Like most of the British public, I felt a palpable sense of disappointment when the result of the Government’s EU renegotiations was announced. Despite several days of seemingly fraught talks, there was none of the promised reclamation of powers for Britain. Certainly, the promised border controls and limits on migrant benefits completely failed to materialise. It was a national let-down from which the Remain campaign has never fully recovered.
Yet one party emerged from the talks, if not jumping for joy, then surreptitiously rubbing their hands in glee. In return for the insubstantial fig leaf of a deal that the Government has spun into a ‘reformed European Union’, the European Council collected the biggest scalp of all; they persuaded us to surrender our veto over any integrationist legislation that they will impose in relation to the deepening monetary union.
Normally, a European Union treaty negotiation provides a lever for us to get concessions which we believe to be in our national interest and, in return, we agree to measures that others would like to see incorporated into European law.
Next time it will be different. As the Eurozone prepares for “the deepening” of economic and monetary union, in order to deal with the catastrophe that is the single currency, we will have no voice at the table. As part of the Prime Minister’s renegotiation, we agreed in advance to give away our veto over this particular treaty. In fact, it is worse than that. The text of the renegotiation specifically states that “Britain shall not impede the implementation of legal acts directly linked to the functioning of the Euro area” and “will not create obstacles to but facilitate such further deepening”.
In other words, Britain will be subject to laws, regulations and a budget set by the Eurozone countries as they seek to convert the Eurozone into a political union.
The Remain campaign say that the veto would never be needed anyway. They point to the vague promise, extracted from the EU at such great cost, that Britain will be exempted from any future measures designed purely for the Eurozone.
Yet to assert that this exemption, which has yet to be legally ratified in a treaty change, will protect the UK from the creeping tendrils of political union is either seriously misguided or a conscious ‘head-in-the-sand’ approach, wilfully ignoring the political and legal realities of the European Union.
The ultimate ambition of the European project is the creation of a continent-wide superstate, with 500 million people answerable to the European Commission and parliament. This treaty is just one more step on the road to ever closer union, and the argument that it will not affect the United Kingdom just won’t wash. The EU’s budgetary mechanisms, used to determine the size of the contributions made by individual states, are determined by economic performance. The better the UK performs, the more we are financially penalised by Brussels. At the height of the Eurozone crisis, Brussels demanded more money from Britain, forcing us to share their misery despite opting out of the euro.
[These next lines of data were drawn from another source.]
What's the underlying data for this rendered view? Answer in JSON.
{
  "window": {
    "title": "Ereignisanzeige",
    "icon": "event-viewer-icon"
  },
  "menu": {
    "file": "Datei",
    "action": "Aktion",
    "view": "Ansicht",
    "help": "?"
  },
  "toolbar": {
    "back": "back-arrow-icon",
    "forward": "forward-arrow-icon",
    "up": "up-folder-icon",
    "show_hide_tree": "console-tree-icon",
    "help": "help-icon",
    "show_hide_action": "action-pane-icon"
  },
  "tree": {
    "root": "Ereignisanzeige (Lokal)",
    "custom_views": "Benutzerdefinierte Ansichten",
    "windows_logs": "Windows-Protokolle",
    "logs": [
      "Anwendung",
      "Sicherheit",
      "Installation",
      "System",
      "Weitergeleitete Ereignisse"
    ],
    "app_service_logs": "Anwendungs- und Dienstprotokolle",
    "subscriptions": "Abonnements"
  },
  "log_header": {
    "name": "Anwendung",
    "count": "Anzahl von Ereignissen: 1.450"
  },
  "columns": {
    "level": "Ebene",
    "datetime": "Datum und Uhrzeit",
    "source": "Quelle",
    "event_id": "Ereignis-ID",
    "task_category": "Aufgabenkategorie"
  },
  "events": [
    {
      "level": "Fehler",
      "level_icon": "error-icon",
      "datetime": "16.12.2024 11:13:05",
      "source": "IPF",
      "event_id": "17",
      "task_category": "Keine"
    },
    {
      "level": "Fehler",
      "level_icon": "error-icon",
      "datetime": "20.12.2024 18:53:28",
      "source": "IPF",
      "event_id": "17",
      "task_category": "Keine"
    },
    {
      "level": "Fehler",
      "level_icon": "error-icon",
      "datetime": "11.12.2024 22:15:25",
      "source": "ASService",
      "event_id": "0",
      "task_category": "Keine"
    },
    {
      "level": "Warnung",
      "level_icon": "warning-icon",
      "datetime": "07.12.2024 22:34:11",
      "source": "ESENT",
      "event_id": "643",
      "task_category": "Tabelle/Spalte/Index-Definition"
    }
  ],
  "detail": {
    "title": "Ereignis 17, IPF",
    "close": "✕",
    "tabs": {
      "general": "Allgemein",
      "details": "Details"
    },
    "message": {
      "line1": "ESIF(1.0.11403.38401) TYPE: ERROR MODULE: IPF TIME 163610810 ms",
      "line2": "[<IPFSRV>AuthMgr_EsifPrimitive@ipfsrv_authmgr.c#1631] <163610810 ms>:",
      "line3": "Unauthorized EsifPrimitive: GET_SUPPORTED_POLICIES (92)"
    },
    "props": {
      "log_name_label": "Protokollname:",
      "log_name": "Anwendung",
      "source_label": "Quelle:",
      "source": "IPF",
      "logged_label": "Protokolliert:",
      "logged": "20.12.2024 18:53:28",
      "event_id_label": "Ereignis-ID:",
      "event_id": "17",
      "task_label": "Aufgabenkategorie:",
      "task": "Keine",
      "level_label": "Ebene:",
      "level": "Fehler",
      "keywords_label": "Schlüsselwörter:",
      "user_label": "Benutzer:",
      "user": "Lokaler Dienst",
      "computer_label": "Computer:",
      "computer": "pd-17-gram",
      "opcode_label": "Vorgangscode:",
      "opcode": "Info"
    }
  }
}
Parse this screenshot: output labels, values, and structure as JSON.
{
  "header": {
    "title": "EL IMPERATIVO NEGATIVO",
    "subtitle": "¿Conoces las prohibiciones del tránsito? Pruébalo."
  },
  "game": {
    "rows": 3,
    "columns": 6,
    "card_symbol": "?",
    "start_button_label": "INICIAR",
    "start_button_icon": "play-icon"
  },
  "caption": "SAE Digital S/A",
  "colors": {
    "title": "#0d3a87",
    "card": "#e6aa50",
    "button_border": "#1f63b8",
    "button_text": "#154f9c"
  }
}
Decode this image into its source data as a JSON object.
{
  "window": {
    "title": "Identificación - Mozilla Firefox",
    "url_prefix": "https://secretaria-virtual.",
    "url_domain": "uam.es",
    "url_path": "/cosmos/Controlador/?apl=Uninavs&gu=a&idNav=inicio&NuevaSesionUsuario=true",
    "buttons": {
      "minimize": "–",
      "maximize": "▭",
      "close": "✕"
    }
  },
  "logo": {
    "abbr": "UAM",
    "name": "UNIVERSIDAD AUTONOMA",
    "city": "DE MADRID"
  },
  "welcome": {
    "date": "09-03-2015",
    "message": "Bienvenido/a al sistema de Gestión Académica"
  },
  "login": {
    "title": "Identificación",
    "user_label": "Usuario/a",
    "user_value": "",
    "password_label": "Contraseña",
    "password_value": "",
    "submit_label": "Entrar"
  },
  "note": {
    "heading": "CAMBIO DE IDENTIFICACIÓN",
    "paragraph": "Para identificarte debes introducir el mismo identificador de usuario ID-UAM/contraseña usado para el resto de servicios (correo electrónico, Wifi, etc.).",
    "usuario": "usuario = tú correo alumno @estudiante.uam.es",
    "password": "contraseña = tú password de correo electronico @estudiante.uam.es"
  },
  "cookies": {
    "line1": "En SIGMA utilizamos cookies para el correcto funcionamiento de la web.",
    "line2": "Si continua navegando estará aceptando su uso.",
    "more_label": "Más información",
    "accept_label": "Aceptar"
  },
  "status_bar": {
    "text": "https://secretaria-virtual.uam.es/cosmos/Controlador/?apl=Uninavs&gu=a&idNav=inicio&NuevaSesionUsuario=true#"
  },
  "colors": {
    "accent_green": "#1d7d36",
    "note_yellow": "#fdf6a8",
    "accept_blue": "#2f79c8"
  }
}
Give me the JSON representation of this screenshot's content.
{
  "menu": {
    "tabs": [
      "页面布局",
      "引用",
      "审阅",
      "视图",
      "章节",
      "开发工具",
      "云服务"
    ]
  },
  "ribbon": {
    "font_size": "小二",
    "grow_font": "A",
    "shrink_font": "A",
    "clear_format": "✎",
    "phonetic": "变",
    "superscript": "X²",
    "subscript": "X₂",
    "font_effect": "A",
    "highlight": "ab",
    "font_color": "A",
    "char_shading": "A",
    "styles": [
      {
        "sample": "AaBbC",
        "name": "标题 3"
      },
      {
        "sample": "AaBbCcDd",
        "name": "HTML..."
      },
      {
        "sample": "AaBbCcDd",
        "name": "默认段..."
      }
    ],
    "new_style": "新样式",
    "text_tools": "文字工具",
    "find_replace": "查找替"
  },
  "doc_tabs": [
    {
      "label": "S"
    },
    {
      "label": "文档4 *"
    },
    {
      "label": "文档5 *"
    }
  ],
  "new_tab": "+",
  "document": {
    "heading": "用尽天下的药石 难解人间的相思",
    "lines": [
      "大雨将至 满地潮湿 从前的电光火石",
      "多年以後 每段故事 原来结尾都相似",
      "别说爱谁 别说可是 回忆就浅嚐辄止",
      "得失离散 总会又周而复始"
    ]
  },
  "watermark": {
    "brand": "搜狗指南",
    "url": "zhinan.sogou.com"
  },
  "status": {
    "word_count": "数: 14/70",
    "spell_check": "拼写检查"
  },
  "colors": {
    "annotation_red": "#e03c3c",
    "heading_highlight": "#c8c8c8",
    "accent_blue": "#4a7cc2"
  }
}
The financial powerhouse of the City of London, Britain’s runaway economic success story, is eyed with jealousy and greed by the other countries of the EU. In the wake of the Eurozone crisis, greater integration of the Union’s banking systems was begun, and the UK is finding it increasingly difficult to protect our financial services industry from EU control. A torrent of legislation will be passed to curtail the economic freedoms that are the foundation of this country’s prosperity, and none of it will be stopped by our costly ‘exemption’ from political integration. Once the EU has a stranglehold on our economy, we will have no choice but to submit to Brussels politically.
The fact remains that our veto was the strongest bargaining chip that we had against the EU, and we surrendered it for nothing. The failure of the Government to bring forward the sovereignty bill in Wednesday’s Queen’s Speech means that the European Courts will continue to take precedence over the democratically elected government in Westminster.
Despite the platitudes of the renegotiation, ever closer union will continue to be imposed on us by stealth, as our economic freedom is subsumed by Brussels and the ratchet is tightened on our taxpayers, who will pay to enact this affront to democracy. Britain’s veto is gone for good, but on the 23rd of June we have one last chance to stop this nightmare from becoming reality.